Duda Penteado The Artivist

Beauty for Ashes at Jersey City Museum, NJ

JERSEY CITY, NJ.- The Jersey City Museum presents Duda Penteado: Beauty for Ashes Project, on view through March 2nd, 2008. Duda Penteado opened his exhibition, Beauty for Ashes Project, at the Jersey City Museum with a performance entitled Why Bones?. Accompanied by the students who assisted in the creation a colossal mural in the museum's Project Gallery, Penteado, clad in pajamas, pushing a baby pram filled with bronze-cast bones through the crowd of 600 guests. Combined with mural's potent examination of the impact of globalization on our world, the performance piece served as a solemn reminder of the legacy of September 11th and was received with bittersweet applause by those assembled. Included in the crowd were Jersey City Mayor Jerramiah Healy, Council President Mariano Vega, and Davino Ribeiro de Sena, Head of the Cultural Department of the Brazillian Consulate in New York.

Beauty for Ashes Project, on view through March 2nd, was conceived as an international initiative that will visit Jersey City's sister cities in order to facilitate cultural communication and mutual understanding between people of disparate backgrounds through artistic creativity. Exhibitions in Puerto Rico, Brazil, Spain, and China have already been planned, and more are underway. In each location, Penteado will recruit local youngsters to create murals.

There will be several interpretative programs and publications produced in conjunction with this exhibition, including an ArtTalk featuring Penteado on Thursday, November 29th. For more information please contact the museum.

Duda Penteado: Beauty for Ashes Project is supported in part by a grant from the Lucius and Eva Eastman Fund.

Jersey City Museum's gallery hours are Wednesday and Friday from 11am to 5pm, Thursday from 11am to 8pm and weekends from 12pm to 5pm. Admission is $4 for adults, $2 for seniors and students, and free for children under 12 and museum members. Admission is free for all on Thursday evenings from 5 to 8pm. Jersey City Museum is located at 350 Montgomery Street at Monmouth in the Historic Downtown District of Jersey City, within walking distance of the Grove Street PATH and Jersey Avenue Light Rail stations.
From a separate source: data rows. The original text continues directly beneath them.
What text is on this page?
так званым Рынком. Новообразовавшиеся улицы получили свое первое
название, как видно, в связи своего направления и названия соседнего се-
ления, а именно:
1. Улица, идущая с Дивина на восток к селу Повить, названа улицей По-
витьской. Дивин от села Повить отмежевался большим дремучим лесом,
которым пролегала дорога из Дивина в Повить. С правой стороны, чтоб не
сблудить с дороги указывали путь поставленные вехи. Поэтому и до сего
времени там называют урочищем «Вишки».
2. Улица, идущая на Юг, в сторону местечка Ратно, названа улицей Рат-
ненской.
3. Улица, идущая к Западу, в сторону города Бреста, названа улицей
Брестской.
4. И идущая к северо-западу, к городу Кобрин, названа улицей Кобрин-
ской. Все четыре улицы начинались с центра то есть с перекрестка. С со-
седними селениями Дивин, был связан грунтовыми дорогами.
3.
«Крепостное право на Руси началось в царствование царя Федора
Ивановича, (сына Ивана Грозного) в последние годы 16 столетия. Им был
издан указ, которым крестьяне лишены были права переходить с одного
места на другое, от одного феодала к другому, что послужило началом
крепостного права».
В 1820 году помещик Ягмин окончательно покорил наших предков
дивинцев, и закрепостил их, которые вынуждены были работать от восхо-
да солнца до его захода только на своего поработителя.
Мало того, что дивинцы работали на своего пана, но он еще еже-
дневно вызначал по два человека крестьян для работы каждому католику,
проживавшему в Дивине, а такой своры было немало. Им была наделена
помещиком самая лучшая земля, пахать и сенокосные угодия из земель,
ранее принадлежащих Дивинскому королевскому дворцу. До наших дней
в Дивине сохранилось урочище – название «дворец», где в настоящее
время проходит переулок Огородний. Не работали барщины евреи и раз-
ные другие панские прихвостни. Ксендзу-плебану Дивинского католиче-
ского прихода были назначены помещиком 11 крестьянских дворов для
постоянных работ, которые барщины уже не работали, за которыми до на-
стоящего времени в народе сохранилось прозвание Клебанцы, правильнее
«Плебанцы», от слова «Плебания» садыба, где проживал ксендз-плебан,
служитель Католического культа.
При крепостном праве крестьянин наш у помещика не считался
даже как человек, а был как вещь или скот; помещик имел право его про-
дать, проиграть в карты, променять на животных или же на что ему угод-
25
Museum displays work rising from ashes

The Jersey City Museum has mounted two overtly political artworks on long-term display, one devoted to the aftermath of 9/11 and the other to the Newark riots -- just the sort of art you don't see much in institutions these days. The first piece, called "Beauty From Ashes," is by Duda Penteado, a painter of Brazilian descent who lives and works in Jersey City. Penteado simultaneously has a large mural, called a "Tapestry of Nations," hung in the Jersey City Hall Rotunda (and promoted by the recent Jersey City Studio Tour) that was made by students under his direction at block parties around the city. And the sprawling drawn mural called "Beauty for Ashes" in the museum's main downstairs gallery combines Penteado's own hand with work by six students: Krystal-Ann Calro from the Hope Center Art Academy; Anthony Willis, Shrimattie Wheeler and Jinja Johnson from the Create Charter High School; and Mateo Cartagena and Saira Perez of the performing arts department of the Jersey City Public Schools. Penteado's mural is the first ever to be drawn onto all four walls of the museum gallery.

The core of the display is a painting by the artist very much in the key of Picasso's "Guernica," featuring the World Trade Center towers topped with wick flames and thereby transformed into huge votive candles. (2007 marks the 70th anniversary of the destruction of the Republican village of Guernica by the Nazis that Picasso commemorated as a demonstration of what Stuka dive bombers can do.) Everywhere Penteado has re-created Picasso's scribbled shorthand doodles for people's faces, mouths are seen in profile like bays on a map with tongues floating in the middle like islands, great staring eyes, even hearts suspended on wings. The cityscape is painted on a deep blue background studded with stars, and the foreground alternates red and white stripes. But all around the painting are the notebooks, newspaper articles, personal logs and other paraphernalia of the artists' working processes, like the outward sign of how Penteado and the students came to see connections between the attacks and economic globalization.

One wall is taken up with a black-and-white drawing of a female head rendered as a tree, surrounded by little gremlin lumberjacks busily chopping it down. Comic book heroes proliferate on the walls, including the internment scene from the "Superman is Dead" comic from 1993. Newspaper pages are pinned up, their edges blackened and burned, and images of George Bush and Osama Bin Laden float by like a two-headed sheep.

Penteado's work is deeply involved with bones and thereby the decaying past, and somehow tries to remind its viewers that the past is the terrain we move above; but this six-years-on contemplation of the attacks is an aggressive phantasmagoria, the past so confusingly alive in the present that both have become a macabre mess. In that, at least, the artists are honest journalists.